The security guards must have mistaken me somehow since when we landed and I collected my luggage off the carousel, they waved me through security. No big line, no reason why I should have been waived through, yet off I was waved to cut around the other slightly more obvious tourist and straight to the awaiting families and limo drivers, both holding up signs with names on them.

Little Emily was the first to see me, she ran forward with sign in hand across the airport hallway to where I had only just sat down to check my messages. She is my oldest youngest sister at nine-years old. Walking behind her came my only older sister, the Gabster.

We took quick taxi ride through the Ecuadorian countryside, humongous Ecuadorian flags of the nation and its capital directed the path out from the airport and into the tamed jungle for the small string of cars and aligning trees. The countryside itself is beautiful. Ritch green trees, flocks of wild birds, curvy mountains that make up the horizon, unfamiliar flora, it all looks so designed in arrangement. The country side is diverse as the greenest Japanese forest and yet not as littered with half drunken beer bottles and the ashes of burnt trash as Cambodia is.

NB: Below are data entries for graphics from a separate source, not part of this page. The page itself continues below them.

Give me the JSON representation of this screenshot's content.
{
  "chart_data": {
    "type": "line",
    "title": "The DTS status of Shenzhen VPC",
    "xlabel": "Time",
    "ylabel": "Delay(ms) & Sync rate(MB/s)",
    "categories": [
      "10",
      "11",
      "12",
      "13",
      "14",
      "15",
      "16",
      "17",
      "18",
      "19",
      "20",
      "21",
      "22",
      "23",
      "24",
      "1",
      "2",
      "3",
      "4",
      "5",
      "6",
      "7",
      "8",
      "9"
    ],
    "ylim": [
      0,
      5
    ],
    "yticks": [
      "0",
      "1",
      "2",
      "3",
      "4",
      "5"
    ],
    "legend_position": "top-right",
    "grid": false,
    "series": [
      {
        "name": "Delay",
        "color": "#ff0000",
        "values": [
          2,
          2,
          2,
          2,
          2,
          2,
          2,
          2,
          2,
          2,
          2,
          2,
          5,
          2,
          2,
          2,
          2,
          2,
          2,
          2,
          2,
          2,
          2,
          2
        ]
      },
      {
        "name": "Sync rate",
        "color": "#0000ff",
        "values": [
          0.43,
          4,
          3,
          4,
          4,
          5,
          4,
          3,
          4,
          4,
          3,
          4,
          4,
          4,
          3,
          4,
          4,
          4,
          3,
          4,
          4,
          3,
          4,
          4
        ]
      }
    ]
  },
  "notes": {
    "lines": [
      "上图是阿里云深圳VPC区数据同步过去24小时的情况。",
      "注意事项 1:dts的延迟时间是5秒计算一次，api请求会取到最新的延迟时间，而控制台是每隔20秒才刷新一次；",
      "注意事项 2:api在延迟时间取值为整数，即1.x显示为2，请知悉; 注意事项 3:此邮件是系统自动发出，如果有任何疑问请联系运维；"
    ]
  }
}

Here sit Emily, Gabi, and I making our way through the country side and up the mountains. They tell me our cabin is high above a valley and from the top, we can look down like kings. I am happy to stay local and in the country side, I've seen what "modernization" does to capital cities and I fear that the Quito of yesteryear is littered with Forever 21's and Nike Pro shops about. But as we climb, I don't worry, I can smell the air and it doesn't smell of chicken nuggets.

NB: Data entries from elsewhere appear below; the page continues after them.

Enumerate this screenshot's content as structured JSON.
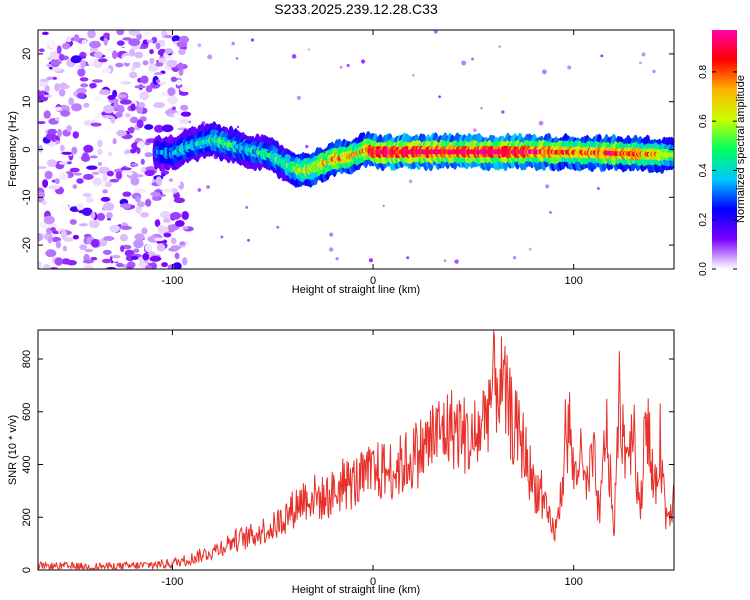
{
  "title": "S233.2025.239.12.28.C33",
  "colors": {
    "snr_line": "#e8302a",
    "axis": "#000000",
    "background": "#ffffff"
  },
  "colorbar": {
    "label": "Normalized spectral amplitude",
    "ticks": [
      "0.0",
      "0.2",
      "0.4",
      "0.6",
      "0.8"
    ],
    "tick_values": [
      0.0,
      0.2,
      0.4,
      0.6,
      0.8
    ],
    "range": [
      0,
      0.97
    ],
    "colormap": [
      "#ffffff",
      "#7b00ff",
      "#0000ff",
      "#00c8ff",
      "#00ff60",
      "#c8ff00",
      "#ffb400",
      "#ff0000",
      "#ff00aa"
    ]
  },
  "chart_data": [
    {
      "type": "heatmap",
      "id": "spectrogram",
      "title": "S233.2025.239.12.28.C33",
      "xlabel": "Height of straight line (km)",
      "ylabel": "Frequency (Hz)",
      "xlim": [
        -167,
        150
      ],
      "ylim": [
        -25,
        25
      ],
      "xticks": [
        -100,
        0,
        100
      ],
      "xtick_labels": [
        "-100",
        "0",
        "100"
      ],
      "yticks": [
        -20,
        -10,
        0,
        10,
        20
      ],
      "ytick_labels": [
        "-20",
        "-10",
        "0",
        "10",
        "20"
      ],
      "ridge": {
        "x": [
          -108,
          -100,
          -90,
          -80,
          -70,
          -60,
          -50,
          -42,
          -35,
          -28,
          -20,
          -12,
          -6,
          -3,
          0,
          20,
          40,
          60,
          80,
          100,
          120,
          140,
          150
        ],
        "y": [
          -0.5,
          -0.8,
          1.0,
          2.0,
          0.8,
          -0.3,
          -1.5,
          -3.5,
          -4.5,
          -3.5,
          -2.0,
          -1.5,
          -0.5,
          0.0,
          -0.5,
          -0.5,
          -0.5,
          -0.5,
          -0.5,
          -0.6,
          -0.8,
          -1.0,
          -1.2
        ],
        "amplitude": [
          0.35,
          0.4,
          0.45,
          0.5,
          0.5,
          0.45,
          0.5,
          0.55,
          0.7,
          0.75,
          0.85,
          0.8,
          0.75,
          0.8,
          0.95,
          0.95,
          0.95,
          0.95,
          0.9,
          0.8,
          0.85,
          0.75,
          0.6
        ]
      },
      "noise_region": {
        "x_from": -167,
        "x_to": -100,
        "amplitude_max": 0.2
      }
    },
    {
      "type": "line",
      "id": "snr",
      "xlabel": "Height of straight line (km)",
      "ylabel": "SNR (10 * v/v)",
      "xlim": [
        -167,
        150
      ],
      "ylim": [
        0,
        910
      ],
      "xticks": [
        -100,
        0,
        100
      ],
      "xtick_labels": [
        "-100",
        "0",
        "100"
      ],
      "yticks": [
        0,
        200,
        400,
        600,
        800
      ],
      "ytick_labels": [
        "0",
        "200",
        "400",
        "600",
        "800"
      ],
      "series": [
        {
          "name": "SNR",
          "color": "#e8302a",
          "x": [
            -167,
            -140,
            -120,
            -100,
            -90,
            -80,
            -70,
            -60,
            -55,
            -50,
            -45,
            -40,
            -35,
            -30,
            -25,
            -20,
            -15,
            -10,
            -5,
            0,
            5,
            10,
            15,
            20,
            25,
            30,
            35,
            40,
            45,
            50,
            55,
            60,
            63,
            66,
            70,
            75,
            80,
            83,
            85,
            88,
            90,
            92,
            95,
            98,
            100,
            103,
            106,
            110,
            113,
            116,
            120,
            123,
            126,
            130,
            133,
            136,
            140,
            143,
            146,
            150
          ],
          "y": [
            15,
            12,
            15,
            25,
            45,
            70,
            110,
            130,
            150,
            160,
            195,
            230,
            270,
            280,
            270,
            290,
            320,
            330,
            345,
            370,
            375,
            380,
            400,
            430,
            460,
            500,
            530,
            540,
            520,
            470,
            570,
            700,
            720,
            650,
            550,
            470,
            320,
            300,
            240,
            180,
            150,
            170,
            400,
            550,
            350,
            440,
            300,
            420,
            180,
            570,
            150,
            640,
            440,
            560,
            180,
            650,
            250,
            500,
            200,
            280
          ],
          "noise_std": 12,
          "noise_rel": 0.28
        }
      ]
    }
  ]
}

Home is a cabin within a small residential area of about thirty or so homes, about a ten minute bus ride from the nearest town. We have a dog named Simba (can you guess that the kids named him?) and huge yard, enough room in the gust house to host another family and their three kids. Physically, the hand-made walls which are white with plaster and the exposed dark brown wooden beams that vertically support the house from room to room, and horizontally above our heads to support the second floor and roof, imbue the home immediately with signposts screaming pueblo design.


Home for now. Ahhh, it will have to do. 


Master of the house, Simba. It's so warming to see my family and break bread with them, so tell and listen to stories and pass jokes. Its something different though, something incomparable, to spending time with dogs. I know Simba picked up on my fidelity with canines because he is still following me around more than my little siblings, and we have communicate through barks and groans in the yard under the avocado tree.

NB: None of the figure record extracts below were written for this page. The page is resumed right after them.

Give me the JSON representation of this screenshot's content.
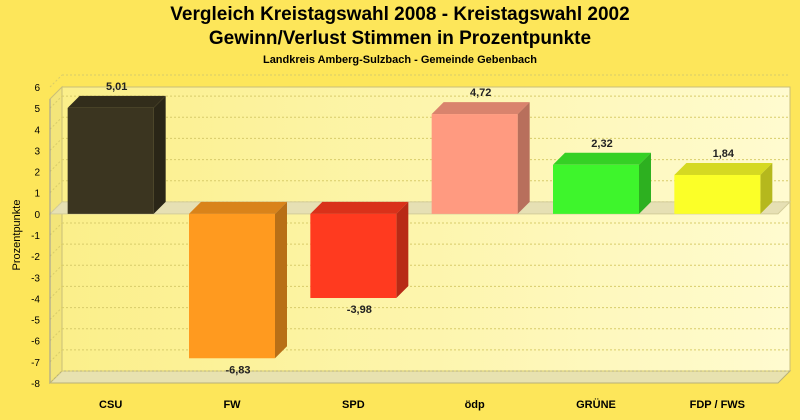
{
  "chart_data": {
    "type": "bar",
    "title": "Vergleich Kreistagswahl 2008 - Kreistagswahl 2002",
    "subtitle": "Gewinn/Verlust Stimmen in Prozentpunkte",
    "subsubtitle": "Landkreis Amberg-Sulzbach - Gemeinde Gebenbach",
    "ylabel": "Prozentpunkte",
    "xlabel": "",
    "ylim": [
      -8,
      6
    ],
    "yticks": [
      "6",
      "5",
      "4",
      "3",
      "2",
      "1",
      "0",
      "-1",
      "-2",
      "-3",
      "-4",
      "-5",
      "-6",
      "-7",
      "-8"
    ],
    "categories": [
      "CSU",
      "FW",
      "SPD",
      "ödp",
      "GRÜNE",
      "FDP / FWS"
    ],
    "values": [
      5.01,
      -6.83,
      -3.98,
      4.72,
      2.32,
      1.84
    ],
    "value_labels": [
      "5,01",
      "-6,83",
      "-3,98",
      "4,72",
      "2,32",
      "1,84"
    ],
    "colors": [
      "#3b3520",
      "#ff9a1f",
      "#ff3a1f",
      "#ff9a80",
      "#3ef52c",
      "#fbff28"
    ],
    "grid": true
  }
}
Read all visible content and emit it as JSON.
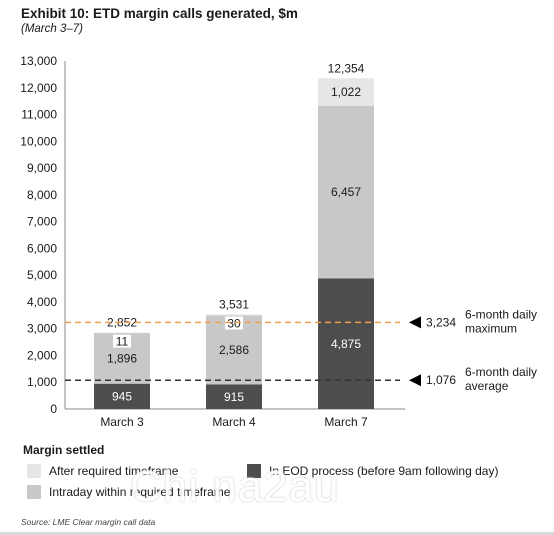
{
  "header": {
    "title": "Exhibit 10: ETD margin calls generated, $m",
    "subtitle": "(March 3–7)"
  },
  "legend": {
    "title": "Margin settled",
    "items": [
      {
        "label": "After required timeframe",
        "color": "#e6e6e6"
      },
      {
        "label": "Intraday within required timeframe",
        "color": "#c8c8c8"
      },
      {
        "label": "In EOD process (before 9am following day)",
        "color": "#4d4d4d"
      }
    ]
  },
  "source": "Source: LME Clear margin call data",
  "watermark": "Chi na2au",
  "chart_data": {
    "type": "bar",
    "stacked": true,
    "categories": [
      "March 3",
      "March 4",
      "March 7"
    ],
    "series": [
      {
        "values": [
          945,
          915,
          4875
        ],
        "color": "#4d4d4d"
      },
      {
        "values": [
          1896,
          2586,
          6457
        ],
        "color": "#c8c8c8"
      },
      {
        "values": [
          11,
          30,
          1022
        ],
        "color": "#e6e6e6"
      }
    ],
    "totals": [
      2852,
      3531,
      12354
    ],
    "ylim": [
      0,
      13000
    ],
    "yticks": [
      0,
      1000,
      2000,
      3000,
      4000,
      5000,
      6000,
      7000,
      8000,
      9000,
      10000,
      11000,
      12000,
      13000
    ],
    "ytick_labels": [
      "0",
      "1,000",
      "2,000",
      "3,000",
      "4,000",
      "5,000",
      "6,000",
      "7,000",
      "8,000",
      "9,000",
      "10,000",
      "11,000",
      "12,000",
      "13,000"
    ],
    "reference_lines": [
      {
        "value": 3234,
        "value_label": "3,234",
        "label_lines": [
          "6-month daily",
          "maximum"
        ],
        "color": "#f0a050"
      },
      {
        "value": 1076,
        "value_label": "1,076",
        "label_lines": [
          "6-month daily",
          "average"
        ],
        "color": "#333333"
      }
    ],
    "grid": false
  }
}
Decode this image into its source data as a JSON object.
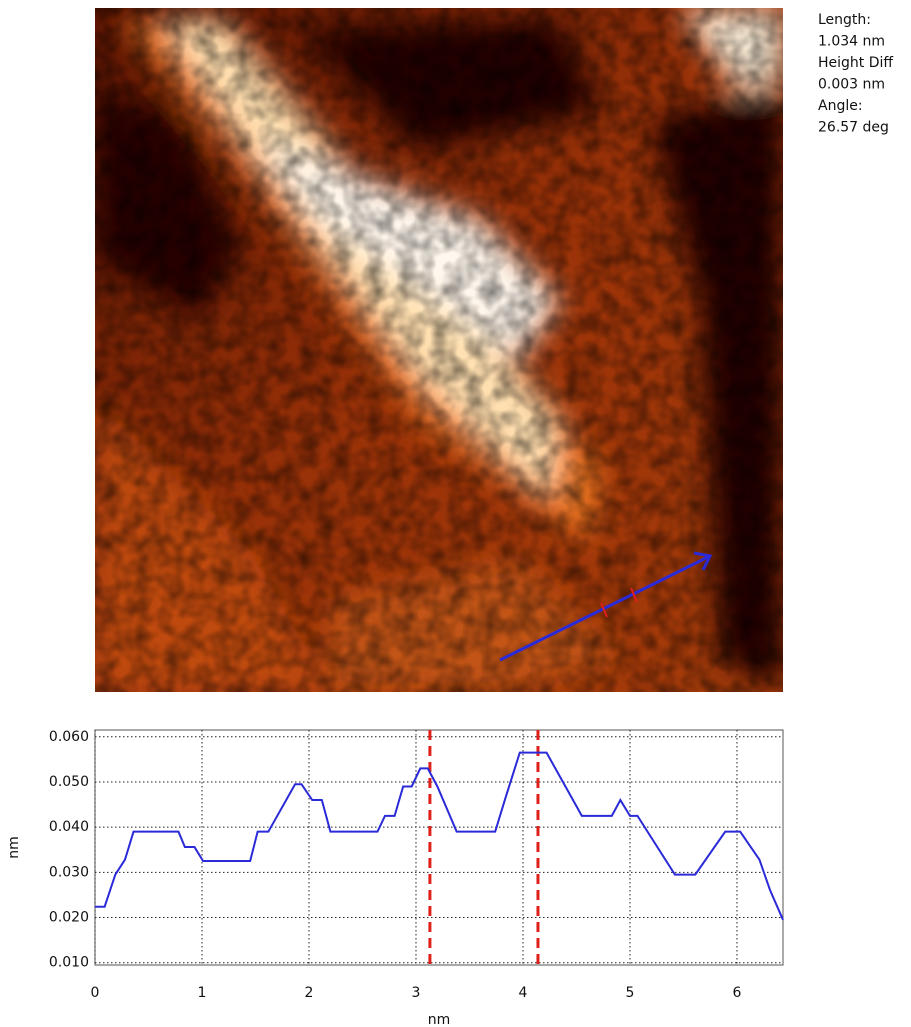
{
  "chart_data": {
    "type": "line",
    "annotations": [
      "Length:",
      "1.034 nm",
      "Height Diff",
      "0.003 nm",
      "Angle:",
      "26.57 deg"
    ],
    "xlabel": "nm",
    "ylabel": "nm",
    "xlim": [
      0,
      6.43
    ],
    "ylim": [
      0.0095,
      0.0615
    ],
    "xticks": [
      0,
      1,
      2,
      3,
      4,
      5,
      6
    ],
    "yticks": [
      {
        "value": 0.06,
        "label": "0.060"
      },
      {
        "value": 0.05,
        "label": "0.050"
      },
      {
        "value": 0.04,
        "label": "0.040"
      },
      {
        "value": 0.03,
        "label": "0.030"
      },
      {
        "value": 0.02,
        "label": "0.020"
      },
      {
        "value": 0.01,
        "label": "0.010"
      }
    ],
    "grid": true,
    "x": [
      0,
      0.09,
      0.19,
      0.28,
      0.36,
      0.78,
      0.84,
      0.93,
      1.01,
      1.45,
      1.52,
      1.62,
      1.87,
      1.93,
      2.03,
      2.12,
      2.2,
      2.64,
      2.71,
      2.8,
      2.88,
      2.96,
      3.04,
      3.11,
      3.2,
      3.38,
      3.74,
      3.83,
      3.97,
      4.22,
      4.55,
      4.83,
      4.91,
      5.0,
      5.07,
      5.42,
      5.61,
      5.89,
      6.03,
      6.21,
      6.31,
      6.43
    ],
    "values": [
      0.0224,
      0.0224,
      0.0295,
      0.0328,
      0.039,
      0.039,
      0.0356,
      0.0356,
      0.0325,
      0.0325,
      0.039,
      0.039,
      0.0495,
      0.0495,
      0.046,
      0.046,
      0.039,
      0.039,
      0.0425,
      0.0425,
      0.049,
      0.049,
      0.053,
      0.053,
      0.049,
      0.039,
      0.039,
      0.046,
      0.0565,
      0.0565,
      0.0425,
      0.0425,
      0.046,
      0.0425,
      0.0425,
      0.0295,
      0.0295,
      0.039,
      0.039,
      0.0328,
      0.026,
      0.0195
    ],
    "color": "#2a2ad8",
    "markers": {
      "x": [
        3.13,
        4.14
      ],
      "color": "#e0201c"
    }
  }
}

And so by the time all the welcomes, how are you’s, and stories passed over the living room coffee table, the food that was prepared for the dinner meal since before my arrival was cold, and moon light beamed thought the wooden framed windows. There are 9 of us total, I slept that night better than I had all winter.

Love,
-A



The first sunset for me overlooking the cement fence in our yard, overlooking the valley and the mountains in the dark.